Research at the PSTC is innovative and interdisciplinary, and is characterized by its focus on social issues. Reflecting PSTC's strong connection to three social science departments—Anthropology, Economics, and Sociology—as well as our links to Public Health, Political Science, Education, and Environmental Studies, PSTC researchers focus on providing a better understanding of the social structures and systems underlying population structure and well-being. This focus provides a better context in which to consider and debate major social issues and policy. Complex structures and systems are best viewed from multiple perspectives, and there is much to be gained through the interaction of researchers investigating similar structures albeit in different settings and using different methodologies. The nature and depth of these connections at the PSTC is evident in our signature research themes.

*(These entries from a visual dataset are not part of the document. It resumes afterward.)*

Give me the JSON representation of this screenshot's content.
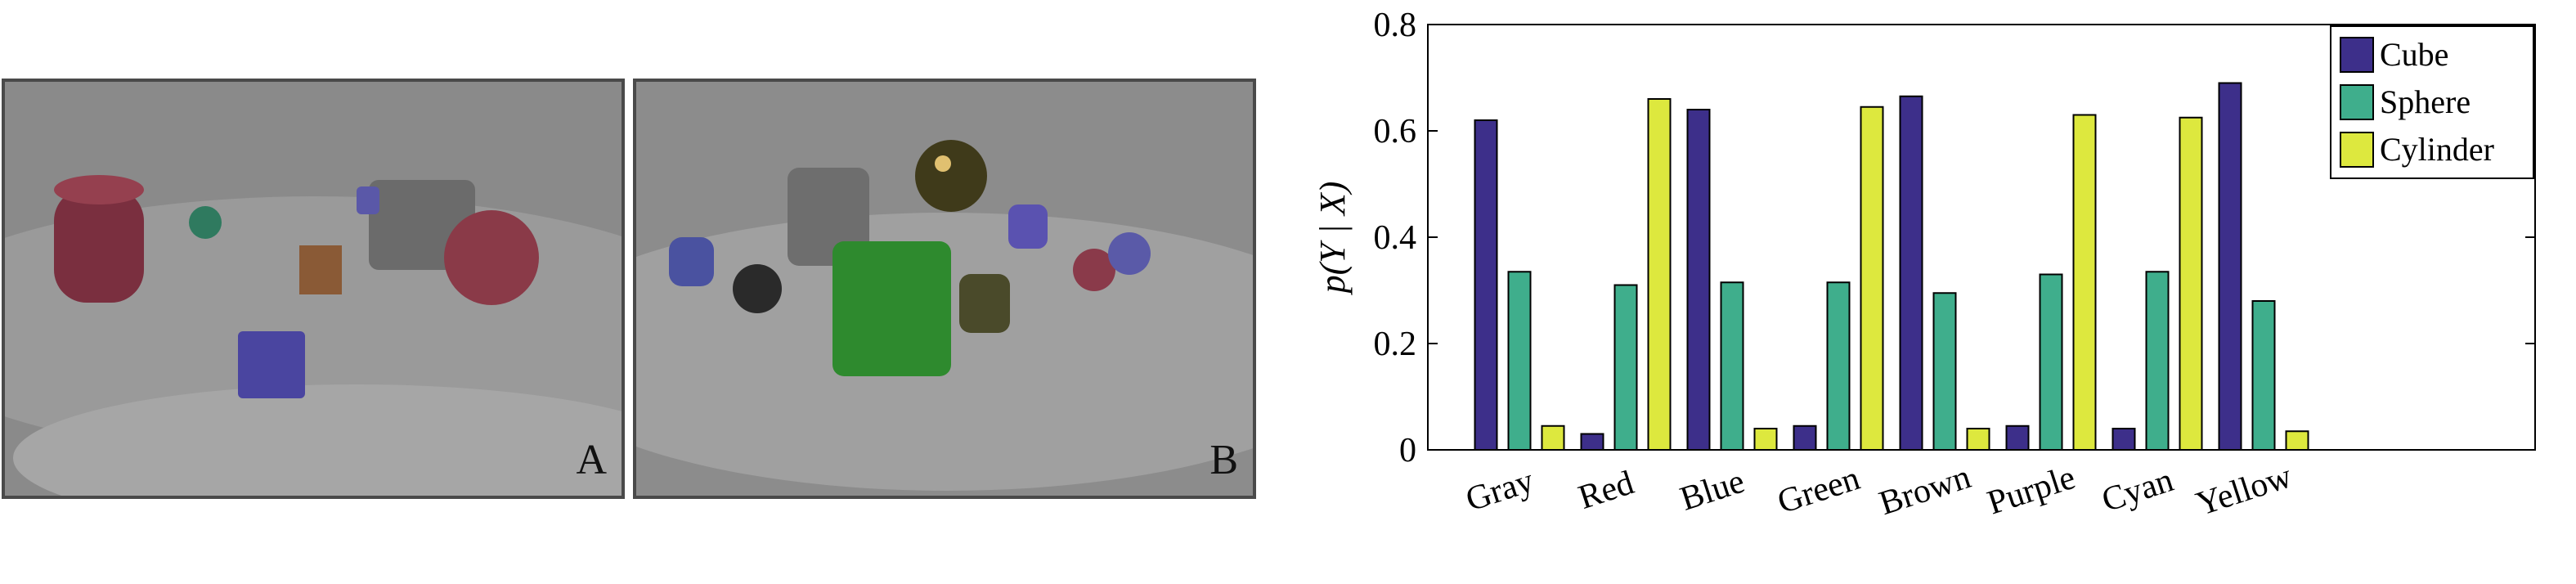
{
  "panels": [
    {
      "letter": "A"
    },
    {
      "letter": "B"
    }
  ],
  "chart_data": {
    "type": "bar",
    "categories": [
      "Gray",
      "Red",
      "Blue",
      "Green",
      "Brown",
      "Purple",
      "Cyan",
      "Yellow"
    ],
    "series": [
      {
        "name": "Cube",
        "color": "#3d2f8a",
        "values": [
          0.62,
          0.03,
          0.64,
          0.045,
          0.665,
          0.045,
          0.04,
          0.69
        ]
      },
      {
        "name": "Sphere",
        "color": "#3fae8c",
        "values": [
          0.335,
          0.31,
          0.315,
          0.315,
          0.295,
          0.33,
          0.335,
          0.28
        ]
      },
      {
        "name": "Cylinder",
        "color": "#dde83e",
        "values": [
          0.045,
          0.66,
          0.04,
          0.645,
          0.04,
          0.63,
          0.625,
          0.035
        ]
      }
    ],
    "ylabel": "p(Y | X)",
    "xlabel": "",
    "title": "",
    "ylim": [
      0,
      0.8
    ],
    "yticks": [
      "0",
      "0.2",
      "0.4",
      "0.6",
      "0.8"
    ],
    "legend_position": "top-right",
    "grid": false
  }
}
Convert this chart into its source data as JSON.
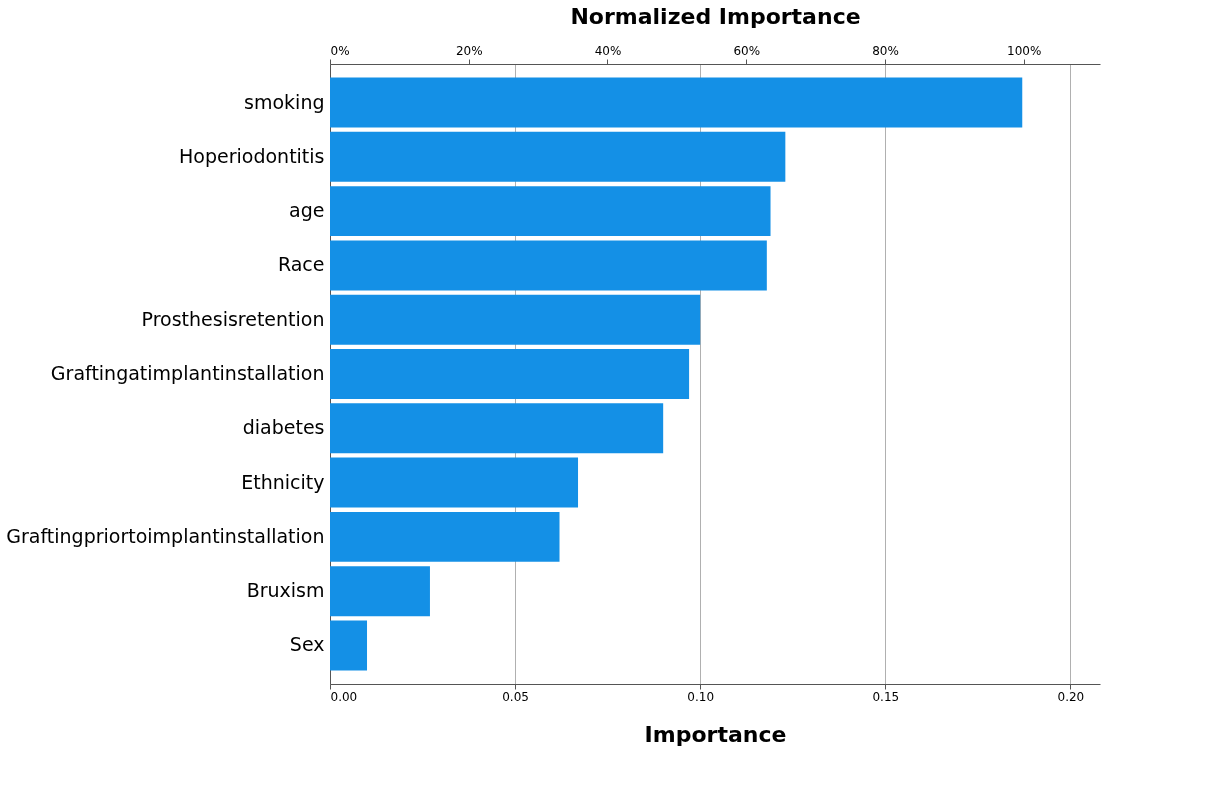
{
  "chart_data": {
    "type": "bar",
    "orientation": "horizontal",
    "xlabel": "Importance",
    "x2label": "Normalized Importance",
    "categories": [
      "smoking",
      "Hoperiodontitis",
      "age",
      "Race",
      "Prosthesisretention",
      "Graftingatimplantinstallation",
      "diabetes",
      "Ethnicity",
      "Graftingpriortoimplantinstallation",
      "Bruxism",
      "Sex"
    ],
    "values": [
      0.187,
      0.123,
      0.119,
      0.118,
      0.1,
      0.097,
      0.09,
      0.067,
      0.062,
      0.027,
      0.01
    ],
    "color": "#1490e6",
    "xlim": [
      0,
      0.208
    ],
    "xticks": [
      {
        "value": 0,
        "label": "0.00"
      },
      {
        "value": 0.05,
        "label": "0.05"
      },
      {
        "value": 0.1,
        "label": "0.10"
      },
      {
        "value": 0.15,
        "label": "0.15"
      },
      {
        "value": 0.2,
        "label": "0.20"
      }
    ],
    "x2lim": [
      0,
      111
    ],
    "x2ticks": [
      {
        "value": 0,
        "label": "0%"
      },
      {
        "value": 20,
        "label": "20%"
      },
      {
        "value": 40,
        "label": "40%"
      },
      {
        "value": 60,
        "label": "60%"
      },
      {
        "value": 80,
        "label": "80%"
      },
      {
        "value": 100,
        "label": "100%"
      }
    ],
    "grid": "x"
  }
}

Five themes characterize our substantive research areas. Each link below leads to a list of the current projects in that theme:

  1. Consequences of Migration in Sending and Receiving Areas

    To consider the consequences of migration for sending and receiving areas with particular focus on the role migration plays not just in redistributing people, but also in moving and transforming ideas, cultures, and institutions.

  2. Development, Institutions, and Demographic Change

    To better understand the causes and consequences of population change and well-being as part of the process of economic and social transition in low-income countries with particular focus on the way that local cultural, social, economic and political institutions influence and are influenced by demographic processes.

  3. Persistent Disparities in Health and Human Capital

    To explore the mechanisms underlying persistent inequality in health and well-being with a particular focus on the role of the family and other social institutions in sustaining inequality, long-term effects of early life conditions, the design of effective public institutions to reduce inequality, and physiological-behavioral interactions.

  4. Population Structures in the Urban Environment

    To integrate urban studies with the study of population structures with particular focus on how the mingling of heterogeneous populations creates both positive and negative spillovers and increases the role for governance and social organizations as a mechanism for providing basic needs and for regulating individual and group behavior.

  5. Environmental Resources and Population Well-being

    To incorporate methods from the environmental and social sciences in the analysis of human and natural systems with a particular focus on the extent to which environmental resources create mutual dependencies among individuals and communities living in the same geographical space and on how these dependencies are managed.